I do not think Altman and Andreessen are lying. I think they are describing a real phenomenon that will benefit real people. The efficiency gains from AI are genuine. The productivity increases are measurable. The price declines in specific sectors will happen. They are not making things up.
But they are describing the experience of Innovators and Early Adopters. They are describing the experience of capital owners and highly skilled workers in wealthy countries with AI infrastructure. They are describing their own experience and the experience of their investors and the experience of their portfolio companies and the experience of the workers who will thrive in AI enabled roles.
They are not describing the experience of the call center worker in Manila whose job disappears. They are not describing the experience of the young American trying to break into a profession where entry level work is being automated. They are not describing the experience of the homeowner in Ohio whose electricity bill jumped 60 percent. They are not describing the experience of the farmer in Arizona whose water is being diverted to cool data centers. They are not describing the experience of the majority of workers who will face years of uncertainty and downward wage pressure as companies figure out how much human labor they actually need.
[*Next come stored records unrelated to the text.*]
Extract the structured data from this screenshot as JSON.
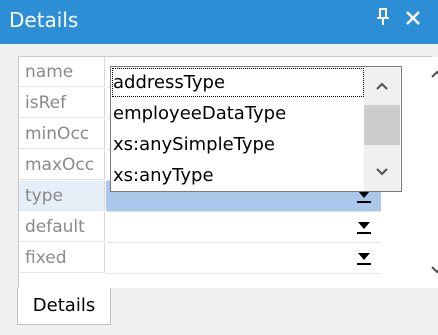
{
  "panel": {
    "title": "Details",
    "pin_glyph": "⍗",
    "close_glyph": "✕"
  },
  "grid": {
    "rows": [
      {
        "label": "name"
      },
      {
        "label": "isRef"
      },
      {
        "label": "minOcc"
      },
      {
        "label": "maxOcc"
      },
      {
        "label": "type"
      },
      {
        "label": "default"
      },
      {
        "label": "fixed"
      }
    ]
  },
  "dropdown": {
    "options": [
      "addressType",
      "employeeDataType",
      "xs:anySimpleType",
      "xs:anyType"
    ],
    "focused_index": 0
  },
  "tabs": [
    {
      "label": "Details"
    }
  ],
  "colors": {
    "titlebar": "#2c8fd6",
    "selection": "#aac8ec",
    "label_text": "#8a8a8a"
  },
  "icons": {
    "scroll_up": "⌃",
    "scroll_down": "⌄",
    "combo_arrow": "▼"
  }
}
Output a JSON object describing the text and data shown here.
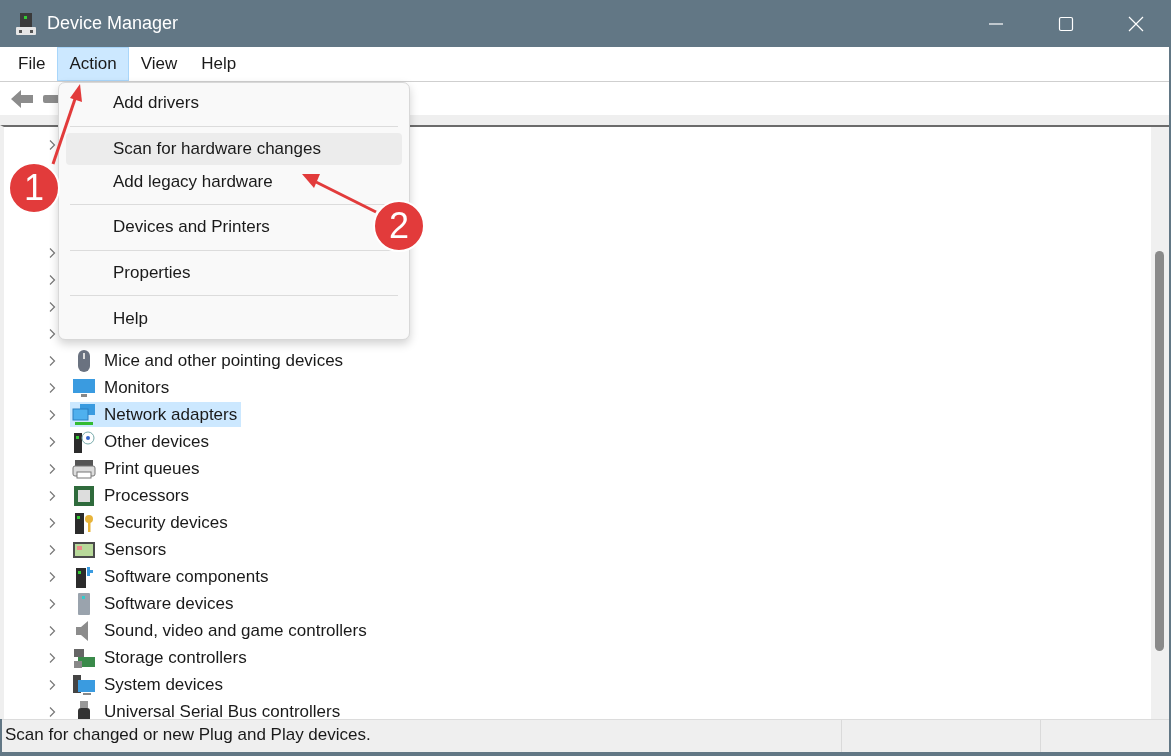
{
  "window": {
    "title": "Device Manager"
  },
  "menubar": [
    {
      "label": "File",
      "selected": false
    },
    {
      "label": "Action",
      "selected": true
    },
    {
      "label": "View",
      "selected": false
    },
    {
      "label": "Help",
      "selected": false
    }
  ],
  "tree": {
    "items": [
      {
        "expanded": false
      },
      {
        "expanded": false
      },
      {
        "expanded": false
      },
      {
        "expanded": false
      },
      {
        "expanded": false
      },
      {
        "label": "Mice and other pointing devices",
        "expanded": false,
        "selected": false
      },
      {
        "label": "Monitors",
        "expanded": false,
        "selected": false
      },
      {
        "label": "Network adapters",
        "expanded": false,
        "selected": true
      },
      {
        "label": "Other devices",
        "expanded": false,
        "selected": false
      },
      {
        "label": "Print queues",
        "expanded": false,
        "selected": false
      },
      {
        "label": "Processors",
        "expanded": false,
        "selected": false
      },
      {
        "label": "Security devices",
        "expanded": false,
        "selected": false
      },
      {
        "label": "Sensors",
        "expanded": false,
        "selected": false
      },
      {
        "label": "Software components",
        "expanded": false,
        "selected": false
      },
      {
        "label": "Software devices",
        "expanded": false,
        "selected": false
      },
      {
        "label": "Sound, video and game controllers",
        "expanded": false,
        "selected": false
      },
      {
        "label": "Storage controllers",
        "expanded": false,
        "selected": false
      },
      {
        "label": "System devices",
        "expanded": false,
        "selected": false
      },
      {
        "label": "Universal Serial Bus controllers",
        "expanded": false,
        "selected": false
      }
    ]
  },
  "action_menu": [
    {
      "kind": "item",
      "label": "Add drivers",
      "selected": false
    },
    {
      "kind": "separator"
    },
    {
      "kind": "item",
      "label": "Scan for hardware changes",
      "selected": true
    },
    {
      "kind": "item",
      "label": "Add legacy hardware",
      "selected": false
    },
    {
      "kind": "separator"
    },
    {
      "kind": "item",
      "label": "Devices and Printers",
      "selected": false
    },
    {
      "kind": "separator"
    },
    {
      "kind": "item",
      "label": "Properties",
      "selected": false
    },
    {
      "kind": "separator"
    },
    {
      "kind": "item",
      "label": "Help",
      "selected": false
    }
  ],
  "annotations": [
    {
      "label": "1"
    },
    {
      "label": "2"
    }
  ],
  "status_bar": {
    "text": "Scan for changed or new Plug and Play devices."
  }
}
When someone tells you AI will make everything cheaper, ask cheaper for whom. When someone tells you AI will create abundance, ask abundance for whom. When someone tells you not to worry about job losses because new jobs will appear, ask where those jobs will be, what skills they require, and who will have access to them.
The people with the most to gain from AI deployment are telling you a story about universal benefit. That story may eventually become true. It has the potential to become true. But the path from here to there runs through layoffs and displacement and rising energy costs and water shortages and political backlash and possibly decades of adjustment during which the benefits concentrate and the costs disperse.
The people telling you the happy story will be rich throughout that adjustment. Marc Andreessen will still have his $90 billion under management. Sam Altman will still have his stake in OpenAI. David Sacks will still have his AI and crypto investments. They are not taking risks. They are asking you to take risks on their behalf, to accept disruption to your life and your community and your economic security so that their investments can compound.
Andreessen says there is no scenario in which everybody is just poor. He is technically right. There are scenarios in which some people become spectacularly wealthy while others become relatively poorer. There are scenarios in which some countries capture AI's benefits while others are permanently left behind. There are scenarios in which some workers thrive while others face decades of declining wages and mounting anxiety. Those are not scenarios of universal poverty. They are scenarios of stratification and divergence and political conflict.
That is the entire story. And that is what Sam Altman and Marc Andreessen are not telling you.